MANILA, Philippines — The sugar industry, including small farmers, hailed the decision of beverage firm Coca Cola Philippines to drop its case against the Sugar Regulatory Administration for regulating the importation of high-fructose corn syrup.
The Sugar Alliance of the Philippines called Coca Cola’s announcement at a congressional hearing Tuesday that it has withdrawn the case questioning the validity of Sugar Order No. 3 a “small victory.”
Sugar Order No. 3 allows the SRA to classify HFCS as either “Class C” (reserve), “B” (domestic) or “D” (world market) sugar.
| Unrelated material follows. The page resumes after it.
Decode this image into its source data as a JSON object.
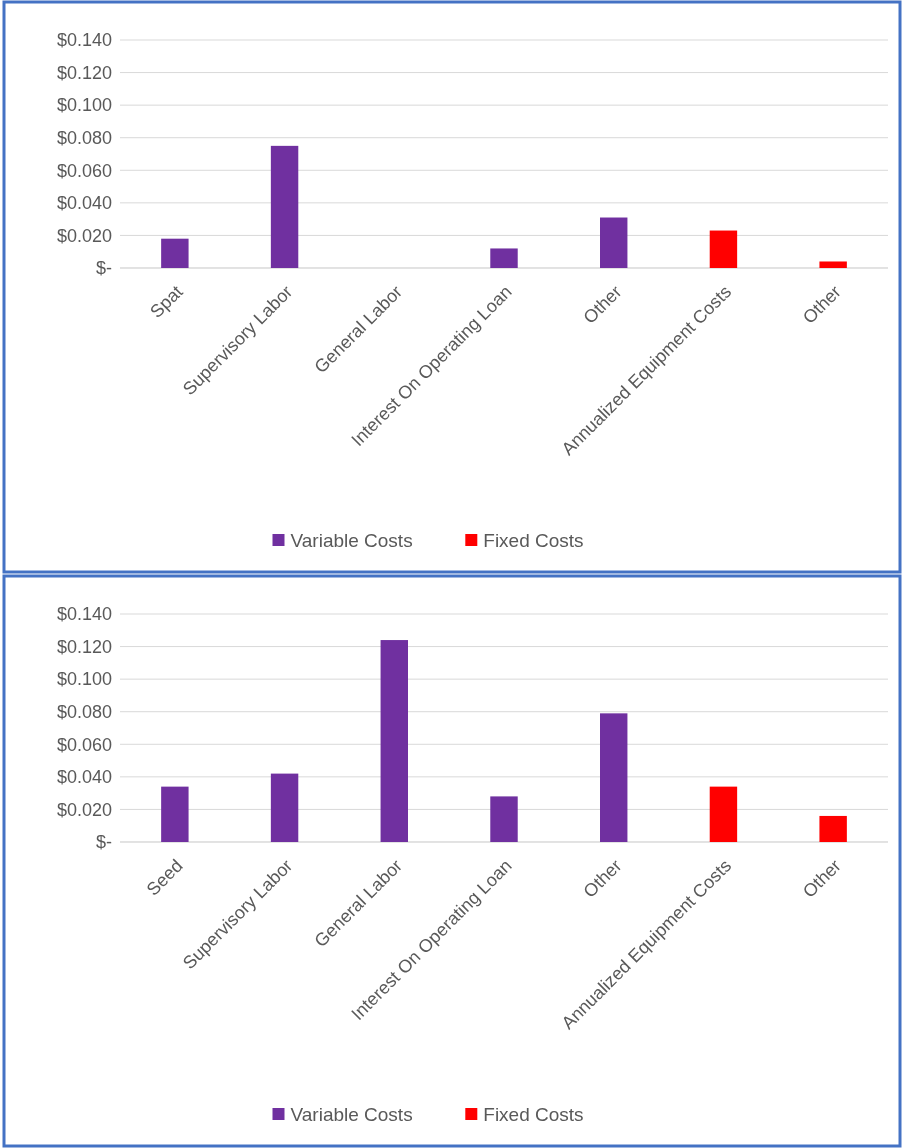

Thus means it can only be used by local beverage and food manufacturing companies if it is classified as “B.”
The order also imposes a fee of P30 per metric ton on imported HFCS.
The Sugar Board, which governs the SRA, issued the order in response to complaints from local sugar producers that the higher consumption of HFCS by beverage companies caused a drop in domestic sugar prices of as much as P400 per 50-kilo bag to its current price of P1,200-1,300 per bag.
HFCS, which is derived from corn starch, is mostly imported from China at zero tariff.
Over the last five years, 919,176 metric tons of HFCS have been imported, statistics from the Bureau of Customs show.
Coca Cola uses 90 percent HFCS and 10 percent sugar.
Meanwhile, Coca Cola is itself facing charges of smuggling before the BOC for allegedly smuggling in P70.1 million worth of HFCS without clearance from the SRA as provided for by Sugar Order No. 3.
The complaint was filed by Edgardo Lumanog Jr., Sugar Anti-Smuggling Organization deputy chief.